OBJECTIVES: To investigate the effect of Baby-Friendly Hospital Initiative (BFHI) accreditation and hospital care practices on breastfeeding rates at 1 and 4 months.
METHODS: All women who birthed in Queensland, Australia, from February 1 to May 31, 2010, received a survey 4 months postpartum. Maternal, infant, and hospital characteristics; pregnancy and birth complications; and infant feeding outcomes were measured.

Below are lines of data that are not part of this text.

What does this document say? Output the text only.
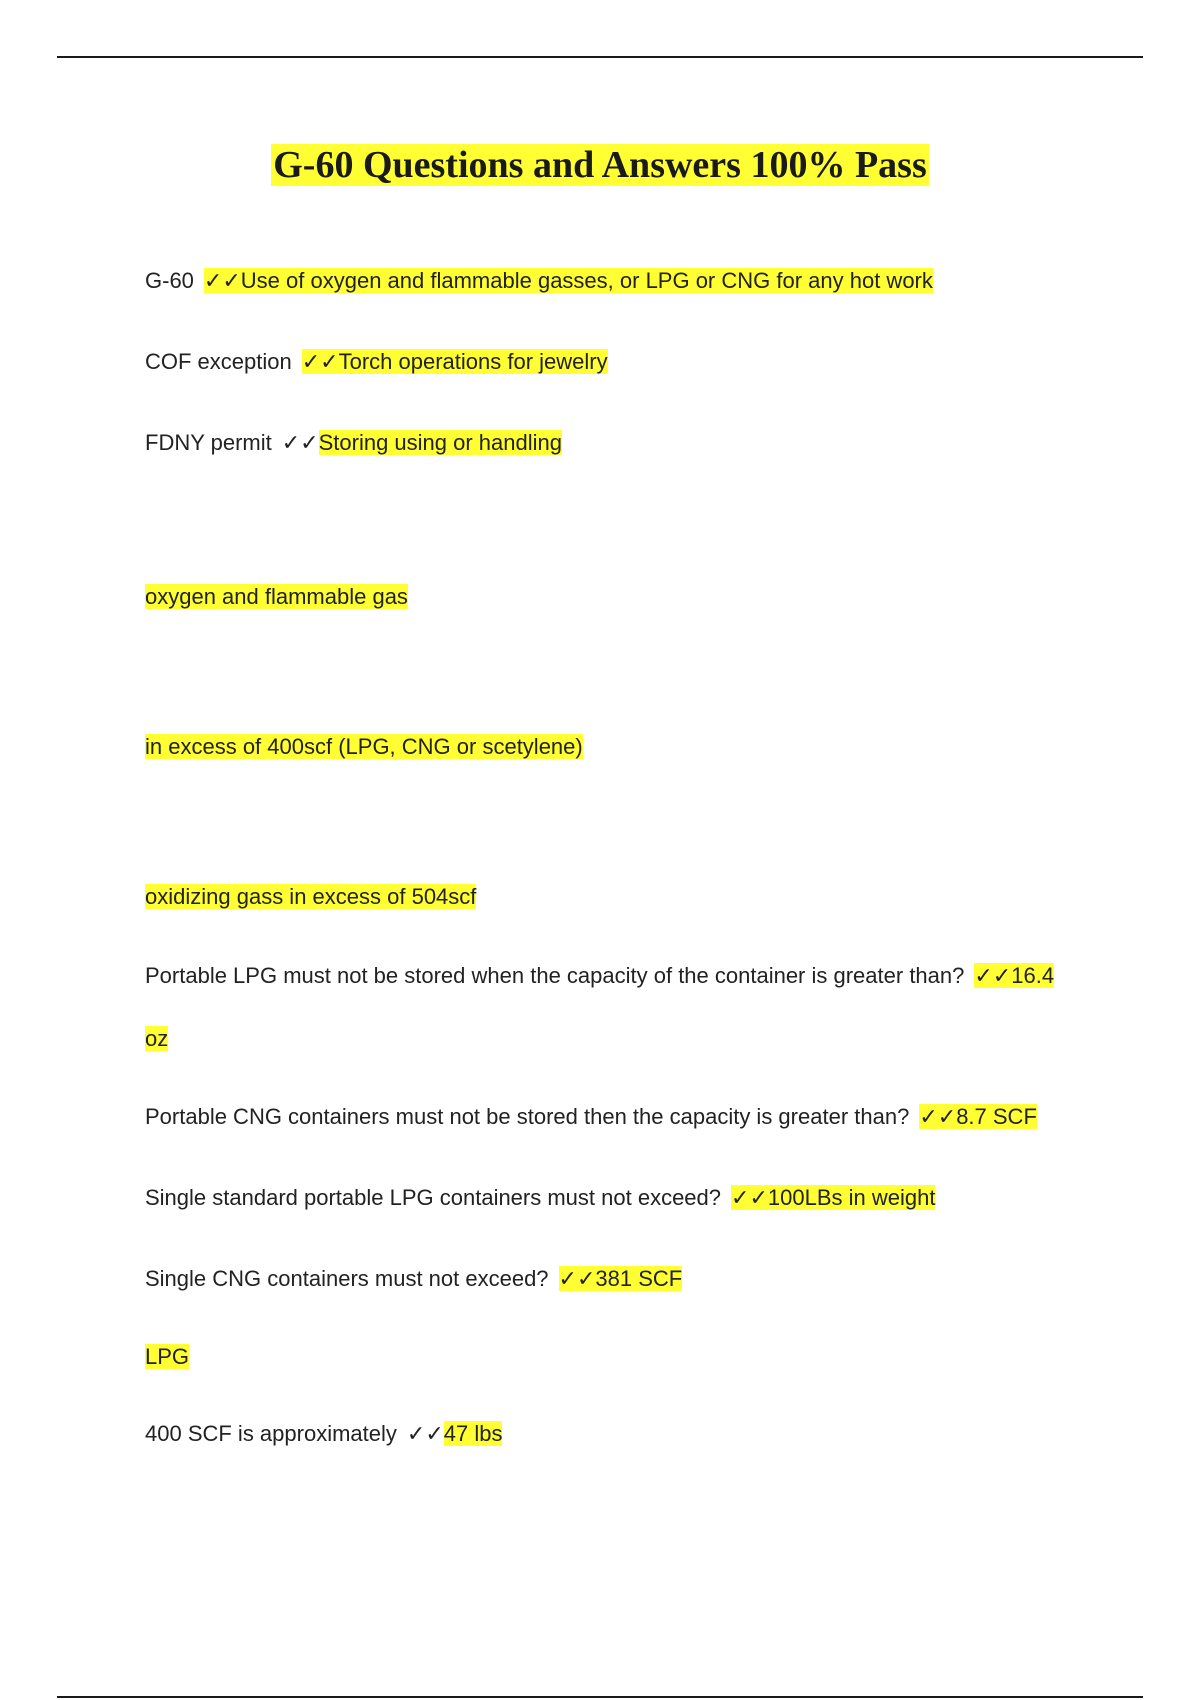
G-60 Questions and Answers 100% Pass
G-60 ✓✓Use of oxygen and flammable gasses, or LPG or CNG for any hot work
COF exception ✓✓Torch operations for jewelry
FDNY permit ✓✓Storing using or handling
oxygen and flammable gas
in excess of 400scf (LPG, CNG or scetylene)
oxidizing gass in excess of 504scf
Portable LPG must not be stored when the capacity of the container is greater than? ✓✓16.4
oz
Portable CNG containers must not be stored then the capacity is greater than? ✓✓8.7 SCF
Single standard portable LPG containers must not exceed? ✓✓100LBs in weight
Single CNG containers must not exceed? ✓✓381 SCF
LPG
400 SCF is approximately ✓✓47 lbs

RESULTS: Sample size was 6752 women. Breastfeeding initiation rates were high (96%) and similar in BFHI-accredited and nonaccredited hospitals. After adjustment for significant maternal, infant, clinical, and hospital variables, women who birthed in BFHI-accredited hospitals had significantly lower odds of breastfeeding at 1 month (adjusted odds ratio 0.72, 95% confidence interval 0.58–0.90) than those who birthed in non–BFHI-accredited hospitals. BFHI accreditation did not affect the odds of breastfeeding at 4 months or exclusive breastfeeding at 1 or 4 months. Four in-hospital practices (early skin-to-skin contact, attempted breastfeeding within the first hour, rooming-in, and no in-hospital supplementation) were experienced by 70% to 80% of mothers, with 50.3% experiencing all 4. Women who experienced all 4 hospital practices had higher odds of breastfeeding at 1 month (adjusted odds ratio 2.20, 95% confidence interval 1.78–2.71) and 4 months (adjusted odds ratio 2.93, 95% confidence interval 2.40–3.60) than women who experienced fewer than 4.
CONCLUSIONS: When breastfeeding-initiation rates are high and evidence-based practices that support breastfeeding are common within the hospital environment, BFHI accreditation per se has little effect on both exclusive or any breastfeeding rates.
- BFHI —
- Baby-Friendly Hospital Initiative
- BFHI hospital —
- BFHI-accredited hospital
- non-BFHI hospital —
- non–BFHI-accredited hospital
What’s Known on This Subject:
Baby-Friendly Hospital Initiative (BFHI) accreditation can have a positive effect on breastfeeding initiation and continuation rates; however, little is known about the effect of BFHI accreditation in populations with high breastfeeding-initiation rates and where infant-friendly practices are common.
What This Study Adds:
BFHI accreditation per se does not improve breastfeeding rates at 1 and 4 months when breastfeeding-initiation rates are high and accredited and nonaccredited hospitals have infant-friendly practices. Baby-friendly practices are more important than accreditation.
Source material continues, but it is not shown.